I forgive myself that I have accepted and allowed myself to not realize that even when I judge myself my value is constant – I am just not living up to my true value as LIFE as I do not recognize myself to be “worthy”.

I forgive myself that I have accepted and allowed myself to fear behaving “incorrectly” in social conduct because I have believed and perceived that my value is dependent on how others respond to me.

I forgive myself that I have accepted and allowed myself to blame myself for not picking up “the clues” for how I “should” behave (how I believe and perceive I am expected to behave) in a social situation, not realizing that if it would actually be important for me to behave a specific way it is the responsibility of those who already know this to communicate it to me.

I forgive myself that I have accepted and allowed myself to not trust others to directly tell me when it is important that I behave a specific way and thus try to pick up "clues" by myself, because in the past others have not communicated their needs and/or expectations to me and have then blamed me for “not getting it” (being insensitive to “clues”).

I forgive myself that I have accepted and allowed myself to believe that it is my responsibility when another sets expectations for a situation and then gets disappointed when they are not met, not realizing that I have no part in this process whatsoever.

I forgive myself that I have accepted and allowed myself to communicate my confusion and questions to others unclearly due to hesitation and fear instead of stopping, breathing and first asking myself: “what is going on within me?”

I forgive myself that I have accepted and allowed myself to abdicate my responsibility to communicate myself clearly to others by not being clear with myself (knowing what's off-balance) before involving others in my state of being.



I commit myself allow myself breaks in social conduct through stopping, breathing and reflecting (by myself or with others) within and as the realization that it is my responsibility to know myself within interaction because nobody else can.

I commit myself to challenge the idea that interaction should be immediate, fast and effective.

When and as I see myself getting confused and not understanding what is “going on” - I stop, I breathe and I let go of all the things I am trying to understand.

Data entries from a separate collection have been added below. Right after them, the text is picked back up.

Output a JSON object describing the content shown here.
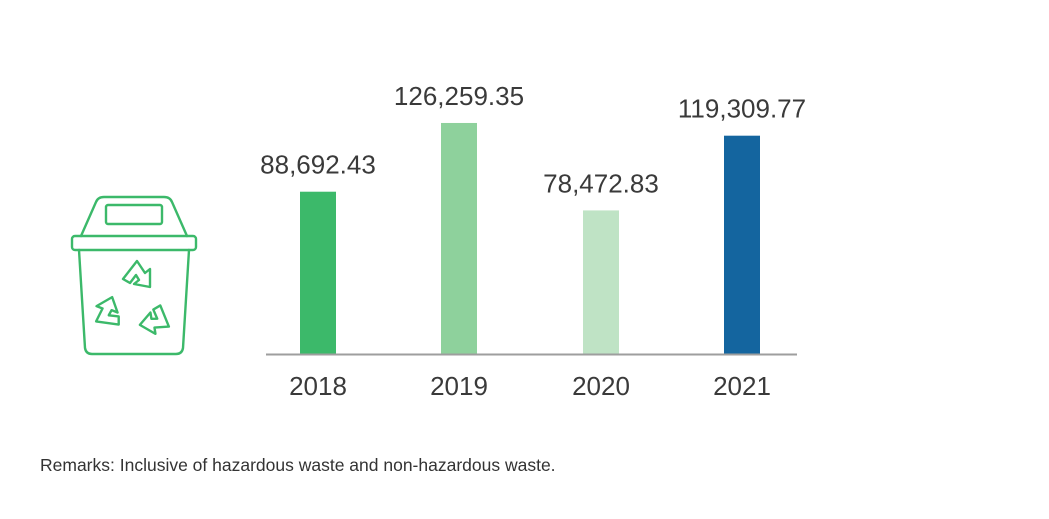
{
  "chart_data": {
    "type": "bar",
    "categories": [
      "2018",
      "2019",
      "2020",
      "2021"
    ],
    "values": [
      88692.43,
      126259.35,
      78472.83,
      119309.77
    ],
    "value_labels": [
      "88,692.43",
      "126,259.35",
      "78,472.83",
      "119,309.77"
    ],
    "bar_colors": [
      "#3cb96a",
      "#8ed19c",
      "#bfe3c5",
      "#14659f"
    ],
    "ylim": [
      0,
      141000
    ],
    "grid": false,
    "title": "",
    "xlabel": "",
    "ylabel": ""
  },
  "remarks": "Remarks: Inclusive of hazardous waste and non-hazardous waste.",
  "icon": {
    "name": "recycle-bin-icon",
    "color": "#3cb96a"
  },
  "axis_color": "#9e9e9e"
}
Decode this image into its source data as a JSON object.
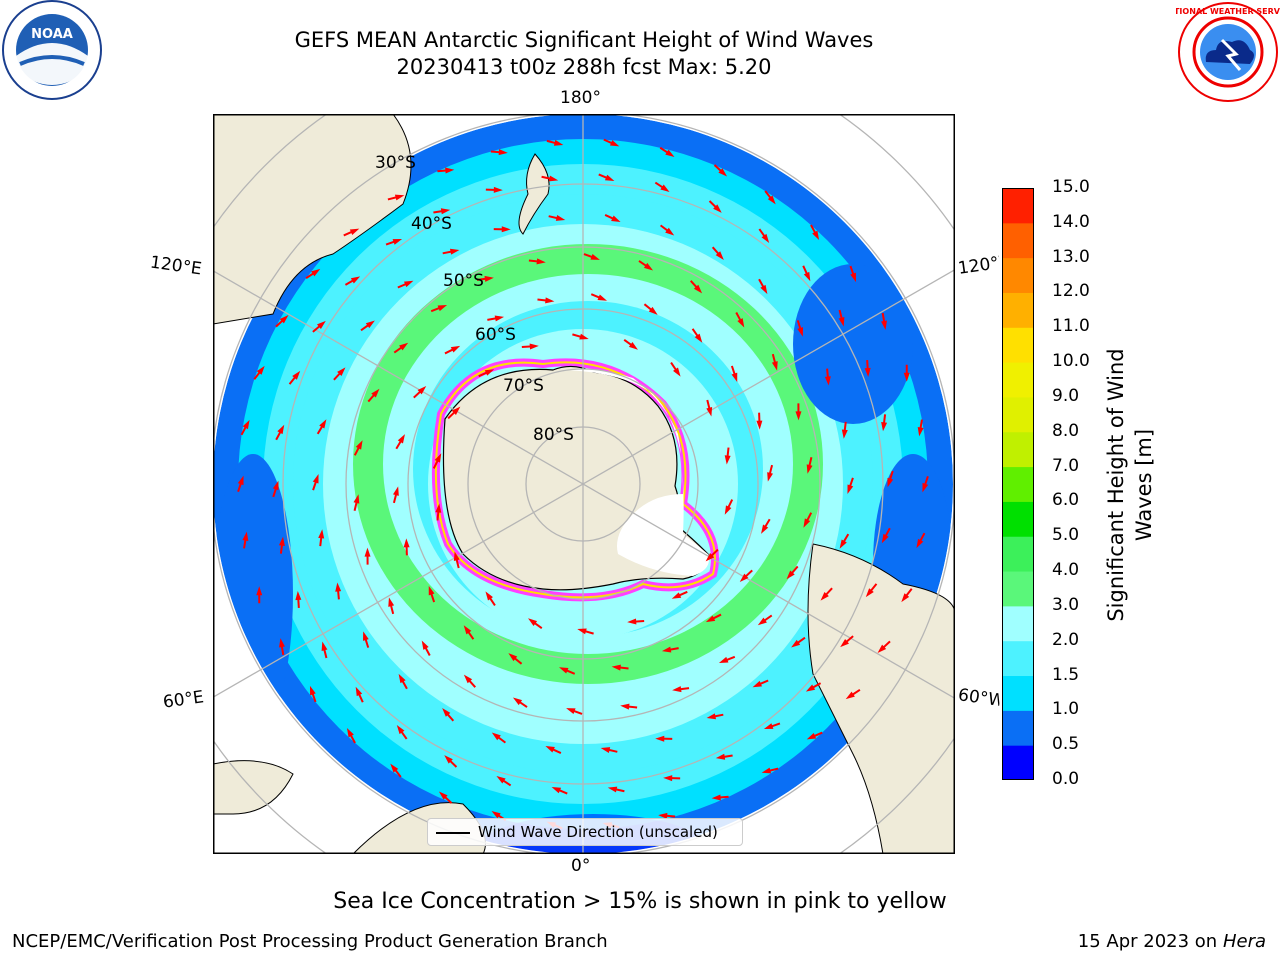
{
  "title": {
    "line1": "GEFS MEAN Antarctic Significant Height of Wind Waves",
    "line2": "20230413 t00z 288h fcst   Max: 5.20"
  },
  "logos": {
    "left": "NOAA",
    "right": "NATIONAL WEATHER SERVICE"
  },
  "map": {
    "projection": "south-polar-stereographic",
    "lon_labels": {
      "top": "180°",
      "bottom": "0°",
      "upper_left": "120°E",
      "lower_left": "60°E",
      "upper_right": "120°W",
      "lower_right": "60°W"
    },
    "lat_labels": [
      "30°S",
      "40°S",
      "50°S",
      "60°S",
      "70°S",
      "80°S"
    ],
    "legend_label": "Wind Wave Direction (unscaled)",
    "colors": {
      "land": "#efebd9",
      "grid": "#b5b5b5",
      "arrow": "#ff0000"
    }
  },
  "colorbar": {
    "label": "Significant Height of Wind Waves [m]",
    "ticks": [
      "0.0",
      "0.5",
      "1.0",
      "1.5",
      "2.0",
      "3.0",
      "4.0",
      "5.0",
      "6.0",
      "7.0",
      "8.0",
      "9.0",
      "10.0",
      "11.0",
      "12.0",
      "13.0",
      "14.0",
      "15.0"
    ],
    "colors": [
      "#0000ff",
      "#0a6ff5",
      "#00e0ff",
      "#4df2ff",
      "#a0ffff",
      "#5af77a",
      "#3cf05a",
      "#00e000",
      "#60ef00",
      "#c0f000",
      "#e0f000",
      "#f0f000",
      "#ffe000",
      "#ffb000",
      "#ff8800",
      "#ff6000",
      "#ff2000"
    ]
  },
  "caption": "Sea Ice Concentration > 15% is shown in pink to yellow",
  "footer": {
    "left": "NCEP/EMC/Verification Post Processing Product Generation Branch",
    "right_date": "15 Apr 2023 on",
    "right_machine": "Hera"
  }
}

I return my focus to myself through breathing and slow myself down. When and as I am stable within myself I return to observing the things I did not understand. I look for the core question: what is it that does not make sense? What is the missing piece of the puzzle? When I have formed the question clearly in my mind (not through heavy thinking but rather intuition) I proceed to solve my confusion by finding an answer to my question in a way that best suits the situation (i.e. asking the question from those present).

I commit myself to build clarity into my communication by building clarity into my relationship with myself.

I commit myself to carry responsibility for my part of interaction by getting to know myself.

When and as I see myself reacting to (self-)judgement by feeling “less” - I stop, I breathe and I realize that I am mistaking my EGO for my true self. I remind myself that my true value is constant and thus cannot be “less” or “more”, and that every thought, emotion, feeling or movement within me that claims otherwise is a trick of my mind to persuade me to believe my EGO, my false self, is who I am. I breathe and I return my focus to my physical body to anchor myself back into this reality. I let go of the self-judgement in my mind through breath and assist myself with self-forgiveness then and there to clarify any remaining points.